The ability to understand the intentions or thoughts of others, known as “theory of mind,” is a fundamental tool of social interaction.
As financial bubbles form, activity is heightened in the area of the brain associated with theory of mind, according to a study of 21 men participating in experimental markets. The research, led by Benedetto De Martino at the California Institute of Technology, was published Wednesday in the journal Neuron.
The finding, coming five years after the collapse of Lehman Brothers Holdings Inc., adds to other research in behavioral finance and economics that seeks to explain the markets.

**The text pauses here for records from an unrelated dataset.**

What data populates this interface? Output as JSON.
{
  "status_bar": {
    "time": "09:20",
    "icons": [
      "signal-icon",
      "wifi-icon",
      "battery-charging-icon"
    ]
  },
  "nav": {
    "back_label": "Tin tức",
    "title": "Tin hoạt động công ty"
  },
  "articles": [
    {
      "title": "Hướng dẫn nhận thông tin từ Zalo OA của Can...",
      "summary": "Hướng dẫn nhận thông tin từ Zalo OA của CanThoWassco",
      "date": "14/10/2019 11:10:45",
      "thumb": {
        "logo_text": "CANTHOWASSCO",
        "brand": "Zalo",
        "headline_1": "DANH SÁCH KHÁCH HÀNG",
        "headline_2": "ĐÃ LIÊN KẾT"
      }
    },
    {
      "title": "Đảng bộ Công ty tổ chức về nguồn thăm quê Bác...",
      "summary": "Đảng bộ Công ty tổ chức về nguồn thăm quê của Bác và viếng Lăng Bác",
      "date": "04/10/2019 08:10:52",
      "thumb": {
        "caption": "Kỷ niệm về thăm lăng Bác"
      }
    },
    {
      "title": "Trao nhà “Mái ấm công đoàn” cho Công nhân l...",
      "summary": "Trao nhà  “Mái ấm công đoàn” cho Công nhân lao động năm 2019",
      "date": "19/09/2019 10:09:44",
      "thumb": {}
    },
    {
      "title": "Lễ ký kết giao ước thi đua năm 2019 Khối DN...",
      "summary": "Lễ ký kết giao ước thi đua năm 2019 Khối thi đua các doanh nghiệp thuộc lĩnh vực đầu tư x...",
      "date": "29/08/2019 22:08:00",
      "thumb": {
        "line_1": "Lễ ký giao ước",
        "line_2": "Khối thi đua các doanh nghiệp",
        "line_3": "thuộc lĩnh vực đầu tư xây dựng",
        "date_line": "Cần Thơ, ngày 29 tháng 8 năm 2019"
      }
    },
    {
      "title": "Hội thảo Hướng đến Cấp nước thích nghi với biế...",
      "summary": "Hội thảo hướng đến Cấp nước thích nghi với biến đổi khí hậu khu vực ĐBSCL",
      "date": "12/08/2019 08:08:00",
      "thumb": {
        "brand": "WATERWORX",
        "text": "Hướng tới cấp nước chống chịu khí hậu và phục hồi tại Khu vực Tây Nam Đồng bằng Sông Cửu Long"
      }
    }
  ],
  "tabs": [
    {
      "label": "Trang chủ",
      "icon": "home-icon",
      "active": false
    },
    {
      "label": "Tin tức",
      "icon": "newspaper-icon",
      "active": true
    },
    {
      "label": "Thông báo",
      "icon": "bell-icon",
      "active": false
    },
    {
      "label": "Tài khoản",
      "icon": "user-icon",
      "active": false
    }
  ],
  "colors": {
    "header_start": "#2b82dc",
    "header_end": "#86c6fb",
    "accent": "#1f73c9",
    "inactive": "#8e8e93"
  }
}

Andrew Lo, a finance professor at the Massachusetts Institute of Technology, showed in an earlier study that emotions, namely fear and greed, rather than rationality plays a significant role in traders’ decision-making, as observed in responses such as heart rate and blood pressure.
“We’ve shown that an ability that is normally beneficial in social settings, within complex systems, like financial markets, can result in unproductive behavior,” said De Martino, who now is a senior research fellow at Royal Holloway University of London.
In bubble situations, traders “become less driven by explicit information, like actual prices, and more focused on how they imagine the market will change,” he said.